Perhaps more than most financial markets, private equity is the subject of a great deal of misinformation and misunderstanding, he says. “Private equity has had a meteoric rise, and this has generated fear and anxiety. It is also very topical and tends to be in the news – more so than other aspects of finance. That’s where this program is useful – in helping people to understand the tools available, the pros and cons, and how to use them.”

Stability

The private equity market – like all aspects of life and work – will be affected by the fallout of the COVID-19 crisis. “Private equity thrives on movement; stability or stillness is what kills it. You have stillness when people are totally content or totally scared,” says Demaria. “It becomes very challenging to know what a company is worth. Price is based on what’s going on around you. You can go to a flea market on a Saturday morning, and you look around the market and get a sense of the price of the piece you are interested in buying. We look at the stock market indirectly to price our assets, and that is now very volatile. It would be very difficult, for example, to price a hotel chain at the moment. There will be operational losses in this industry. We don’t know how much, and we don’t know for how long. But there might also be opportunities.
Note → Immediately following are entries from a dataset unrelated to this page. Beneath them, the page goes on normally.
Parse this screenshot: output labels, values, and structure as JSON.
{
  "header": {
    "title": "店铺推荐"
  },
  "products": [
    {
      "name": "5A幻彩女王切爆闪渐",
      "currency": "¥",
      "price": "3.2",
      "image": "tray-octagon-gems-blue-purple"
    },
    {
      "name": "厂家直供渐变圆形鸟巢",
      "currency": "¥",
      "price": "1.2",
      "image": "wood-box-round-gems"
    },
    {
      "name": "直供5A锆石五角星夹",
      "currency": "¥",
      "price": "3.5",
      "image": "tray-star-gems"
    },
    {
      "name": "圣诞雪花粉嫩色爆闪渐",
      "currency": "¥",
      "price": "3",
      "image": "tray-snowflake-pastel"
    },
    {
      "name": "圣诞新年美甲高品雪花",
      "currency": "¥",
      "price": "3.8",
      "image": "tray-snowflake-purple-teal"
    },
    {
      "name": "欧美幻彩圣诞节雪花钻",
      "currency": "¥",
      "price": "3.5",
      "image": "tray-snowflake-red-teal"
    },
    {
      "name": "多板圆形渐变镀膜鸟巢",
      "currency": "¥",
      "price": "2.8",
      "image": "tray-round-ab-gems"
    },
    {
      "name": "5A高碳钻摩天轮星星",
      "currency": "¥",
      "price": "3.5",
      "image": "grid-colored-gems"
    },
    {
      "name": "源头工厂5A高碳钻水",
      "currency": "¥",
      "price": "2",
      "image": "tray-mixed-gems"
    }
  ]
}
When businesses struggle, the ones that survive gain market share. There will be opportunities in certain sectors like healthcare, for example. With so much flux, most people just wait and see, and transactions might be cancelled, suspended or repriced. Private equity operators continue to invest and thrive.”

Having worked in the venture capital industry in 2000-2002 and in finance throughout his 20-year career, Demaria says, “in the last crisis, consequences were different from what we expected, in both positive and negative ways. It will be the same now, I think. The content of what I teach has been through changes and updates over the years, but I know what is going to be constant. The content is reflecting the state of the art in the sector.”

Private Equity course

The Private Equity program is broad and comprehensive. “Many courses focus more narrowly, for instance, on MBO and the technicalities and formulas around that. We designed this course to give a full 360-degrees perspective on the topic, so people can plug into that knowledge and leverage it in their own work,” he says. Overall, it gives a solid and critical understanding of the inner workings of venture capital, growth capital, buyouts and turnarounds, including the operation of private equity funds, reporting and performance measurement, and the institutional investor perspective.

Demaria describes the course as “a kind of structured conversation with people who want to learn”. He says, “It’s very stimulating with a lot of hands-on business cases. The way I think about it is that when you drive, you have mirrors to guide you, but there are dead angles, places the driver can’t see, so they might not have all the information. And there might be assumptions they are making, perhaps about the speed of another car. Having done a lot of different things in the private equity and having experienced the full value chain of the sector, I notably help them check these blind spots and assumptions.”

He adds that the attendees add tremendously to the course. “You get a very interesting mix of participants, and their knowledge and work experience contributes to making it an interesting and stimulating class.”